В действительности язык как социальная ценность, язык в его социальном аспекте является одновременно предметом, объектом, ergon, – и творчеством, энергией, и в то же время обе эти ипостаси объединяет язык отдельной личности – с одной стороны, это индивидуальное достояние, индивидуальная застывшая норма, с другой стороны – неповторимый акт творчества[487].
Таким образом, в якобсоновской концепции линия Гумбольдта и линия Соссюра (с которой он, впрочем, постоянно дискутировал) скрещиваются и понятие языка как творчества получает новое наполнение, заимствующее черты обеих традиций.
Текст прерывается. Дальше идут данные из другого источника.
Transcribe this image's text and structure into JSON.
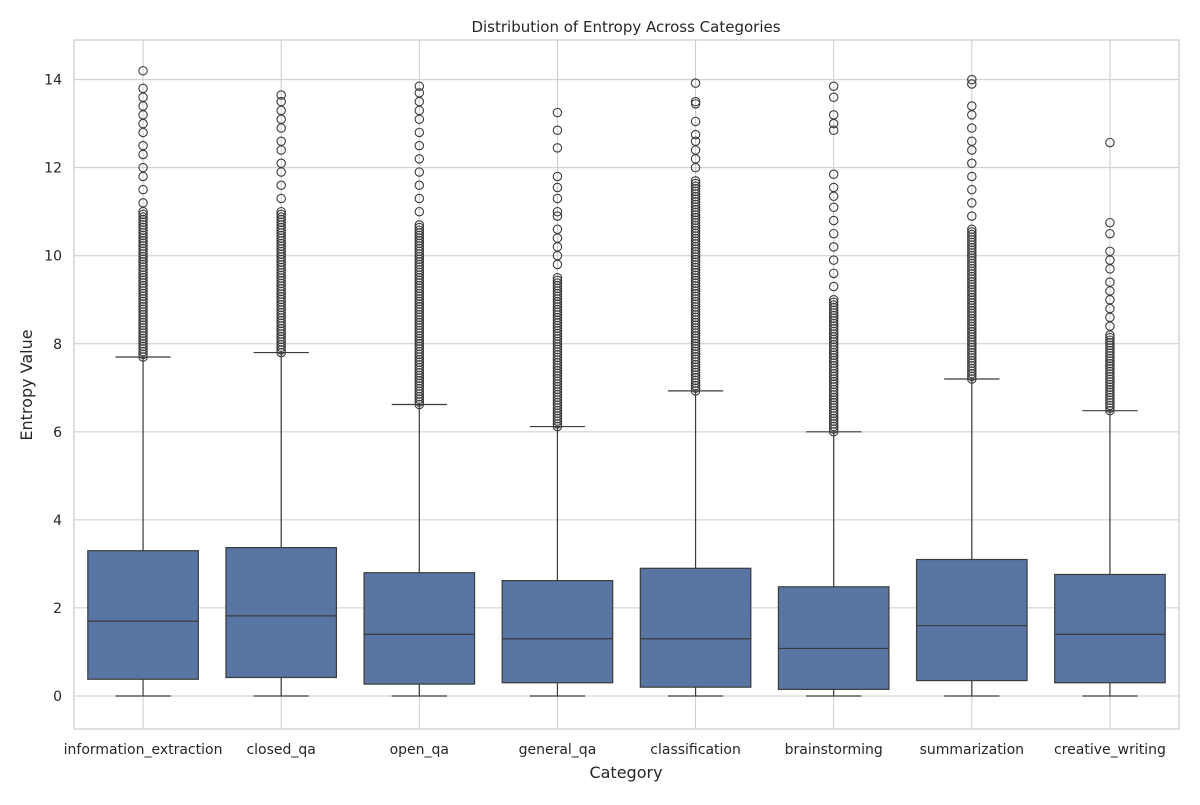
{
  "chart_data": {
    "type": "box",
    "title": "Distribution of Entropy Across Categories",
    "xlabel": "Category",
    "ylabel": "Entropy Value",
    "ylim": [
      -0.75,
      14.9
    ],
    "yticks": [
      0,
      2,
      4,
      6,
      8,
      10,
      12,
      14
    ],
    "grid": true,
    "box_color": "#5875a4",
    "line_color": "#3b3b3b",
    "categories": [
      "information_extraction",
      "closed_qa",
      "open_qa",
      "general_qa",
      "classification",
      "brainstorming",
      "summarization",
      "creative_writing"
    ],
    "boxes": [
      {
        "category": "information_extraction",
        "whisker_low": 0.0,
        "q1": 0.38,
        "median": 1.7,
        "q3": 3.3,
        "whisker_high": 7.7,
        "outlier_dense_range": [
          7.7,
          11.0
        ],
        "outliers_sparse": [
          11.2,
          11.5,
          11.8,
          12.0,
          12.3,
          12.5,
          12.8,
          13.0,
          13.2,
          13.4,
          13.6,
          13.8,
          14.2
        ]
      },
      {
        "category": "closed_qa",
        "whisker_low": 0.0,
        "q1": 0.42,
        "median": 1.82,
        "q3": 3.37,
        "whisker_high": 7.8,
        "outlier_dense_range": [
          7.8,
          11.0
        ],
        "outliers_sparse": [
          11.3,
          11.6,
          11.9,
          12.1,
          12.4,
          12.6,
          12.9,
          13.1,
          13.3,
          13.5,
          13.65
        ]
      },
      {
        "category": "open_qa",
        "whisker_low": 0.0,
        "q1": 0.27,
        "median": 1.4,
        "q3": 2.8,
        "whisker_high": 6.62,
        "outlier_dense_range": [
          6.62,
          10.7
        ],
        "outliers_sparse": [
          11.0,
          11.3,
          11.6,
          11.9,
          12.2,
          12.5,
          12.8,
          13.1,
          13.3,
          13.5,
          13.7,
          13.85
        ]
      },
      {
        "category": "general_qa",
        "whisker_low": 0.0,
        "q1": 0.3,
        "median": 1.3,
        "q3": 2.62,
        "whisker_high": 6.12,
        "outlier_dense_range": [
          6.12,
          9.5
        ],
        "outliers_sparse": [
          9.8,
          10.0,
          10.2,
          10.4,
          10.6,
          10.9,
          11.0,
          11.3,
          11.55,
          11.8,
          12.45,
          12.85,
          13.25
        ]
      },
      {
        "category": "classification",
        "whisker_low": 0.0,
        "q1": 0.2,
        "median": 1.3,
        "q3": 2.9,
        "whisker_high": 6.93,
        "outlier_dense_range": [
          6.93,
          11.7
        ],
        "outliers_sparse": [
          12.0,
          12.2,
          12.4,
          12.6,
          12.75,
          13.05,
          13.45,
          13.5,
          13.92
        ]
      },
      {
        "category": "brainstorming",
        "whisker_low": 0.0,
        "q1": 0.15,
        "median": 1.08,
        "q3": 2.48,
        "whisker_high": 6.0,
        "outlier_dense_range": [
          6.0,
          9.0
        ],
        "outliers_sparse": [
          9.3,
          9.6,
          9.9,
          10.2,
          10.5,
          10.8,
          11.1,
          11.35,
          11.55,
          11.85,
          12.85,
          13.0,
          13.2,
          13.6,
          13.85
        ]
      },
      {
        "category": "summarization",
        "whisker_low": 0.0,
        "q1": 0.35,
        "median": 1.6,
        "q3": 3.1,
        "whisker_high": 7.2,
        "outlier_dense_range": [
          7.2,
          10.6
        ],
        "outliers_sparse": [
          10.9,
          11.2,
          11.5,
          11.8,
          12.1,
          12.4,
          12.6,
          12.9,
          13.2,
          13.4,
          13.9,
          14.0
        ]
      },
      {
        "category": "creative_writing",
        "whisker_low": 0.0,
        "q1": 0.3,
        "median": 1.4,
        "q3": 2.76,
        "whisker_high": 6.48,
        "outlier_dense_range": [
          6.48,
          8.2
        ],
        "outliers_sparse": [
          8.4,
          8.6,
          8.8,
          9.0,
          9.2,
          9.4,
          9.7,
          9.9,
          10.1,
          10.5,
          10.75,
          12.57
        ]
      }
    ]
  }
}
На В. В. Виноградове и отчасти Р. О. Якобсоне гумбольдтианская линия творческого подхода к языку приостанавливается, уступая место более актуальным для второй половины ХХ века структуралистским концепциям, согласно которым язык изучается не как процесс, а как самозамкнутая система и механизм воспроизводства языковых элементов и структур[488]. Однако в определенный момент структурализм все же вновь обращает свой взгляд на В. фон Гумбольдта. Так, Н. Хомский трактует языковую способность как творческий процесс порождения языковых форм, которые производятся или интерпретируются говорящими впервые. С другой стороны, в рамках советского языкознания к 1970‐м годам тоже вновь проступают черты деятельностного и энергийного подхода. На нем отчасти основано учение о языковых моделях А. Ф. Лосева[489], обращавшегося к гумбольдтианским идеям еще в своей ранней «Философии имени». К 1980‐м годам в академическом языкознании возникает термин «лингвокреативное мышление»[490]. Переводчик Гумбольдта на русский Г. Рамишвили разрабатывает свое оригинальное учение о языке как творческом процессе[491]. В 1990‐х годах самым заметным проявлением этой тенденции стала концепция Б. М. Гаспарова о «языковом существовании»[492] уже в рамках теории коммуникации. Именно этими аспектами лингвистической креативности в последние десятилетия активно занимается М. Н. Эпштейн в свете так называемой «творческой филологии».
В самое последнее время лингвисты все чаще встречаются с метаязыковой формулой «язык как творчество». Если в предшествующих парадигмах лингвистической мысли такое сочетание употреблялось чаще как метафора, наподобие метафор «язык как искусство», «язык как энергия» и т. п., то ближе к нашим дням творческие свойства языковой деятельности уже осознаются как неотъемлемая характерная черта коммуникации между людьми. Эта динамика выражается прежде всего в понятии лингвокреативности. Источников этого нового взгляда на язык в основном два. Во-первых, развитие представлений о поэтическом языке как языке с принципиальной установкой на творчество. Во-вторых, достижения когнитивной науки, связывающей процессы в языке и мышлении с порождением новых знаний о мире[493].